Muitos alunos sem computador

Mariana Carvalho, presidente da Confederação das Associações de Pais (Confap) sublinha que não tem recebido queixas sobre o fim da ligação à Internet nos kits digitais e deposita confiança na palavra do Governo de que o processo de modernização da rede nas escolas estaria completo “em breve”. Mas alerta para o facto de muitos alunos não terem sequer acesso ao kit digital. “Há muitos casso em que o kit digital não existe. Há alunos do primeiro ciclo que entregam o kit no final do ciclo ou cujo computador avariou e não há kits disponíveis para lhes atribuir”, denuncia, acrescentando que está prevista uma reunião com o MECI para debater especificamente este assunto.
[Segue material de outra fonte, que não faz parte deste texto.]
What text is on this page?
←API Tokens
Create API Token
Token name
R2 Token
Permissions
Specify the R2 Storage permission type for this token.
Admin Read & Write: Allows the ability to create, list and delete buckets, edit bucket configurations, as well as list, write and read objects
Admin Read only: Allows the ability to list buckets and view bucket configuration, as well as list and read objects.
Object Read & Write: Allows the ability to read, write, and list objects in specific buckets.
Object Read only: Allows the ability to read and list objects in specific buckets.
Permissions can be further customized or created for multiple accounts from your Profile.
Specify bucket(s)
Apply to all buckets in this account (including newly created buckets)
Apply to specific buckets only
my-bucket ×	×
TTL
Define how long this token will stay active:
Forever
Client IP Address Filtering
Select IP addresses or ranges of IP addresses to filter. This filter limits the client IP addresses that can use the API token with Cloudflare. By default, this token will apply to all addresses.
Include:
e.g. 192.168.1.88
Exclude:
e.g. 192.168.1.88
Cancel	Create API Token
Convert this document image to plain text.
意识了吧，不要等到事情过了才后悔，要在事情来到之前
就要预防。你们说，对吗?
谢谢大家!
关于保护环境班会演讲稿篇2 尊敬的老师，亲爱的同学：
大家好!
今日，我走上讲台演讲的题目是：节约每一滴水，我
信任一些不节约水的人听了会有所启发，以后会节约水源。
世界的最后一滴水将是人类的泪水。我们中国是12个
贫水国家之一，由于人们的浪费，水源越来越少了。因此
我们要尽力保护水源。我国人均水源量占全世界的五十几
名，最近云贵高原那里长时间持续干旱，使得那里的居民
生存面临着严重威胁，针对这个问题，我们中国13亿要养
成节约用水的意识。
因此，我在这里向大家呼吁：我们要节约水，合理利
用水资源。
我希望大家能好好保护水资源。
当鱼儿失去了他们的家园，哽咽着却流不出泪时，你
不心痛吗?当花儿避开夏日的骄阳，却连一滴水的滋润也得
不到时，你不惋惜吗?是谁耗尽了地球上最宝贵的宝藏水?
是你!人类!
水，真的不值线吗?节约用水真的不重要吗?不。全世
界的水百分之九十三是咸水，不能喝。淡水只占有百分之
À semelhança da representante dos pais, também Filinto Lima destaca que há falta de computadores funcionais para atribuir aos alunos e que, em contrapartida, as escolas se veem a braços com centenas de computadores avariados que não podem ser usados. “Às vezes são avarias fáceis de resolver e que seriam muito mais baratas de reparar se isso fosse feito dentro da escola. Temos de insistir na ideia de as escolas poderem ter técnicos para fazer a manutenção deste material digital”, sublinha o dirigente escolar.

A CNN Portugal contactou o Ministério da Educação para pedir esclarecimentos sobre a recolha de hotspots de professores e questionar se o fim da ligação à internet nos kits digitais seria para manter, mesmo nas escolas que ainda não foram intervencionadas. Mas, até ao momento da publicação deste artigo, não obteve resposta.